The former senior civil servant heading the inquiry and his panel were confronted by an angry group after inviting bereaved relatives to give their views. They were unanimous in condemning the war as illegal.
Sir John Chilcot, who will start to take evidence from witnesses next month, was left in no doubt that the representative sample of the 179 families who lost loved ones in the 2003-09 campaign wanted someone to be called to account.
“I hold Tony Blair personally responsible for the death of my son. There’s a lot of anger here, and I would like Tony Blair to be indicted as a war criminal,” said Deirde Gover. She is the mother of Flight Lieutenant Kristian Gover of the RAF’s 33 Squadron and met Sir John in private at a London hotel, along with 20 other families.
Flight Lieutenant Gover died at the age of 30 when his Puma helicopter crashed in an accident at Basra airport, southern Iraq, on July 19, 2004. Unmarried, he was described after his death as “a very professional and well-respected pilot”.
“I’d like someone to apportion blame for what happened in Iraq. Tony Blair lied to his Cabinet, he lied to the Government, he lied to the country. He deceived the country about Iraq’s weapons of mass destruction because he had an agenda with [President] George Bush,” Mrs Gover, 63, who lives in Paris, said.
She went up to Mr Blair at the Guildhall in London after the Iraq memorial service last week. “I told him he was responsible for killing my son and he replied, ‘Let’s discuss this’. I couldn’t talk to him. He said, ‘What about Saddam Hussein’, and I thought, ‘What about Robert Mugabe?’,” she said.
Sir John, more used to the language of Whitehall, was said to have been taken aback by the force of the statements, which came not just from Mrs Gover but from the majority of the families present in the room at the Thistle Westminster Hotel in Victoria.
She and the others said the atmosphere had been a mixture of anger and emotion.
Sir John warned them that he was not running a judicial inquiry. “We’re not a court of law,” he said. However, when he was asked what action he would take if a witness revealed a criminal act had been committed, Sir John said he would be able to refer the matter to the Attorney-General.
The first person to speak after Sir John had reassured the assembled families that he would conduct a fair inquiry was retired Lieutenant-Colonel Tom Mildinhall.
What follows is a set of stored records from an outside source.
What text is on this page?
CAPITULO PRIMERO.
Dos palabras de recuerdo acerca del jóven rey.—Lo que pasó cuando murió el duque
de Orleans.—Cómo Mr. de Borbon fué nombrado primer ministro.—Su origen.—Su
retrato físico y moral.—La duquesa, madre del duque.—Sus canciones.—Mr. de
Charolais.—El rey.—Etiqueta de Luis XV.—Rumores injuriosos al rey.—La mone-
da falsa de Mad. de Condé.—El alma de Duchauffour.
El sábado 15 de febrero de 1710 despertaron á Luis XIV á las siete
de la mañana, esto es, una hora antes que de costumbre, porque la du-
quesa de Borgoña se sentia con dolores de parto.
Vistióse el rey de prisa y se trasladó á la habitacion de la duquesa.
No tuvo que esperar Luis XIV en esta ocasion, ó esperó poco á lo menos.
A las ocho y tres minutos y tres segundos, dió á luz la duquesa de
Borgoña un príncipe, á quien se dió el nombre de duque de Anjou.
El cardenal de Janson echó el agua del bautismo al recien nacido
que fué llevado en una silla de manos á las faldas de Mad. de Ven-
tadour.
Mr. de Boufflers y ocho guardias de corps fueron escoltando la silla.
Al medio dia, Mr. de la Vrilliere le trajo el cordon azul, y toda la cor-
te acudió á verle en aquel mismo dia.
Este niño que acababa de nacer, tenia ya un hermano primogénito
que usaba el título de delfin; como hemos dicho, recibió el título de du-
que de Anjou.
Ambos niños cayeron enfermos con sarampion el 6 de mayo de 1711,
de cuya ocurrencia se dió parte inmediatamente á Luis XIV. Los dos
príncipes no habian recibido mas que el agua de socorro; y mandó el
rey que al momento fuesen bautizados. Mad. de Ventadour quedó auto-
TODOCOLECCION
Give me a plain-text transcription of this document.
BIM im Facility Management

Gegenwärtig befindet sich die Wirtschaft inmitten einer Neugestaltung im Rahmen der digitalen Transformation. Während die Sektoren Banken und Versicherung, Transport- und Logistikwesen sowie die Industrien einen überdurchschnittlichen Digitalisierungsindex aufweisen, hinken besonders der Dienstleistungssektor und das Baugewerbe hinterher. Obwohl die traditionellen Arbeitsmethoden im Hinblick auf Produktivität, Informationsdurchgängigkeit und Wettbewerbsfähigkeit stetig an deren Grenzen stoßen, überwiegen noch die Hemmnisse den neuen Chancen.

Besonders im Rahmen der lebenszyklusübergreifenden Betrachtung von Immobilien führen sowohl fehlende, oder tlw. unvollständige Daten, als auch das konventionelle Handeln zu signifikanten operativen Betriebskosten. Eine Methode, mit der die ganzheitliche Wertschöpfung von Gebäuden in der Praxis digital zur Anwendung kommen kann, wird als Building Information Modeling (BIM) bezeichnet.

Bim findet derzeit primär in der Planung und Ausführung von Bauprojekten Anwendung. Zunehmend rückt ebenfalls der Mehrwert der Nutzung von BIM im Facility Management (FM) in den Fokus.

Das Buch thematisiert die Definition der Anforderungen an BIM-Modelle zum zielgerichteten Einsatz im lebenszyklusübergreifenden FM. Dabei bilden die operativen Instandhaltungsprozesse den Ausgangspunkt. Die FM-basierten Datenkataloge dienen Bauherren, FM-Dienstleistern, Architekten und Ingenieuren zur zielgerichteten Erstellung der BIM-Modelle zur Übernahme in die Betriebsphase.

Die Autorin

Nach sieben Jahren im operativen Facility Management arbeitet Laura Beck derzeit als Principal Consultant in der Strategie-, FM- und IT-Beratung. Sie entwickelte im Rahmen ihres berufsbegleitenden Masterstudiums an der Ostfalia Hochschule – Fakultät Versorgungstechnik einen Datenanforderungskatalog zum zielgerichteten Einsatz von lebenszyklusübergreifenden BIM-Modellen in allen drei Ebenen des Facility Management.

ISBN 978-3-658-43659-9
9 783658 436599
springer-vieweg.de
His son, Lieutenant Colin Mildinhall, 26, of the Queen’s Dragoon Guards, was killed by a roadside bomb while travelling in a Land Rover in Basra on May 28, 2006. Lance Corporal Paul Farrelly, 27, also died.
“I would particularly like the Iraq inquiry to look at the whole representation of intelligence, how it was used or misused in the approach to this war. I believe this country has been badly let down and been lied to. I would like to see some accountability,” Colonel Mildinhall said.
Roger Bacon, whose son Major Matthew Bacon, 34, of the Intelligence Corps was killed by a roadside bomb in Basra on September 11, 2005, said: “Tony Blair and George Bush have become hate figures for us. Do I want to have Mr Blair prosecuted for taking us to war? It’s a lovely thought, it would be good if that happened.
“My son also fought in the first Gulf War, so he was involved in one that was legal and the other which was illegal,” he said. “I cannot understand any of the so-called reasons that we went to war. Weapons of mass destruction? They don’t exist. Regime change? An entirely immoral thing to do — and if it’s the sort of thing we’re supposed to do, why haven’t we gone into Zimbabwe?”
Colin Redpath, father of Lance Corporal Kirk Redpath of the Irish Guards who was killed at the age of 22 when his lightly armoured Snatch Land Rover was blown up on August 8, 2007, west of Basra city, criticised the Government for failing to provide his son with a “proper vehicle”. He and an Irish Guards colleague, Lance Sergeant Chris Casey, who was also killed, were “just sitting ducks”.
“The mood of the meeting [with Sir John] was that this had been an illegal war,” Mr Redpath, 52, a self-employed tradesman, said.
The widow of an airman killed in the worst single incident for British forces during the war called for the inquiry to look at why UK forces were sent to fight in 2003 despite being ill-prepared.
Kellie Merritt’s husband, Flight Lieutenant Paul Pardoel, 35, an Australian serving with the RAF, was one of ten servicemen who died when their Hercules transport aircraft was shot down near Baghdad in January 2005.
She said: “The political decision to go to war was taken in circumstances where the United Kingdom’s material resources were deficient. [For example] The Hercules was worn out and ill-protected.”
Yesterday’s meeting was the first in a series across Britain which will take place this month. There is a meetingone for veterans today (WED) in London and further sessions in Manchester on Friday, in Edinburgh on October 21, in Bristol on October 23 and in Belfast on October 28.